減少しつづけた大学オリエンテーリング部の部員が2011年ごろから増え始めたという話をかなり前に学生連盟関係者から聞いた。2011年3月に発生した東日本大震災では多くの死傷者が出た。それ以上に、一人一人の人間の弱さ、その中で助け合う人々の姿がクローズアップされた。絆という言葉も流行った。大学のオリエンテーリング部への回帰はその延長線上にある。わかり易いストーリーだったので、単純にそう思っていた。
那須岳の雪崩遭難事故を契機にスポーツ庁で編集した、高等学校登山指導者用テキスト「安全で楽しい登山を目指して」の編集に携わる機会を得た。その中に、高校登山部の加盟人口や加盟クラブ数の経年変化のグラフがあった。それを見ると、高体連の登山専門部の加盟数は2006年ごろに底を打ち、2008年ごろから回復傾向にある。このことは、2011年の地震とは無関係に若者の登山回帰が始まったことを意味する。2008年ごろに高校に入学した若者たちの多くが2011年に大学に進学する。大学のオリエンテーリング部員が復活傾向にあるのは、それと共通の流れと考えることができそうだ。学校単位で見ると、男子の加盟校数はその後も減り続けているが、女子の加盟校は同じ頃から増えている。

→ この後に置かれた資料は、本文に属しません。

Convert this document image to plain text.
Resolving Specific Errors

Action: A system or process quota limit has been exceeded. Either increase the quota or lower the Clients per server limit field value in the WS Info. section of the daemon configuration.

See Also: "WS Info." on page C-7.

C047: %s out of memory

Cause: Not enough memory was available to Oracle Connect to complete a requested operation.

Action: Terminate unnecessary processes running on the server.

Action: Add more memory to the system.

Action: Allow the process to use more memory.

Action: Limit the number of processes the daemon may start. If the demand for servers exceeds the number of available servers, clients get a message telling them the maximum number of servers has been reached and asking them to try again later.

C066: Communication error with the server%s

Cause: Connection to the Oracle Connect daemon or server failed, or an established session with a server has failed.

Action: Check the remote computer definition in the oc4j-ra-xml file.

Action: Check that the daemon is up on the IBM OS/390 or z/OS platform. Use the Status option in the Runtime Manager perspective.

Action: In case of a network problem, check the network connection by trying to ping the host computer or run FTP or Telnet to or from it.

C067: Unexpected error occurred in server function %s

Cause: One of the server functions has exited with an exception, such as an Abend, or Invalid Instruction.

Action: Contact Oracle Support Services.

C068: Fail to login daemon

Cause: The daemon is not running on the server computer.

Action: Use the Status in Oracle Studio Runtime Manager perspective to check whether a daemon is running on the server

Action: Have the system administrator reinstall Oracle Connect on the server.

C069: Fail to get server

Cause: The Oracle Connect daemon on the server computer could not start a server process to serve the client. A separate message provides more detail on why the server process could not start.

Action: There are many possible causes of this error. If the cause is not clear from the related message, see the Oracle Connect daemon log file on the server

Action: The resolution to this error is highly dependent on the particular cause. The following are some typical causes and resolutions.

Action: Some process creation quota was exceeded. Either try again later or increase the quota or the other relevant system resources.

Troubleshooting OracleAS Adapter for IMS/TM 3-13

一方で、加盟者数の増加は男子の方が著しい。
2008年には「山ガールブーム」と呼ばれる登山回帰が話題になったが、同時に男性若年層でも登山者が増え始めたことが指摘されている。これらを総合すると、2011年の大学オリエンテーリングクラブの参加者増は、こうした大きな流れの一部だと考えた方が良さそうに思える。
登山やオリエンテーリングに回帰した人口の動機づけが同じようなものだとしたら、それはどこにあるのだろう。単なる自然回帰なのかもしれないし、アクティブな活動志向なのかもしれない。あるいは自然はあまり関係なくて、クラブ等への所属欲求の高まりなのかもしれない。
上述のテキストはこの問いにもある程度回答を与えてくれる。自由記述を集約すると「山や登山の魅力」(美しい景色や自然と出会えた,登山が楽しい,クライミング,沢登り,スキーを知ることができた,等が52%と最多を占めるが、「人との交流」(よい友人(同級生,先輩,後輩)や指導者(顧問等)と巡り会えた,登山を通して様々な人と出会うことができた,等)も31%で次いでいる。さらに、「体力や健康の改善」が29%、「精神面での充実や成長」が26%、「知識や技能の習得」は意外と少なくて10%であった。登山に限っていれば、上に挙げた動機づけはいずれもそれぞれに真実であることが分かる。
NHKに勤める知人に話しをしたら、山岳番組の影響ではないかという。確かにこのころウルトラトレイル・ド・モンブランを題材にしたトレランレポートがまだマイナーなスポーツだったわりには人気を博した。高校生の年代に相当する若者がこれらの番組に感化されたことはちょっと考えにくい。番組が原因というよりは、社会の中にあるなんらかの動きが一方でこうした人口増をもたらし、またそれを敏感に感じたマスメディアがそれを番組にしたということかもしれない。
今後も若者のアウトドア活動への志向性がトレンドとして残るのか、波のように引いていくのか、興味あるところではある。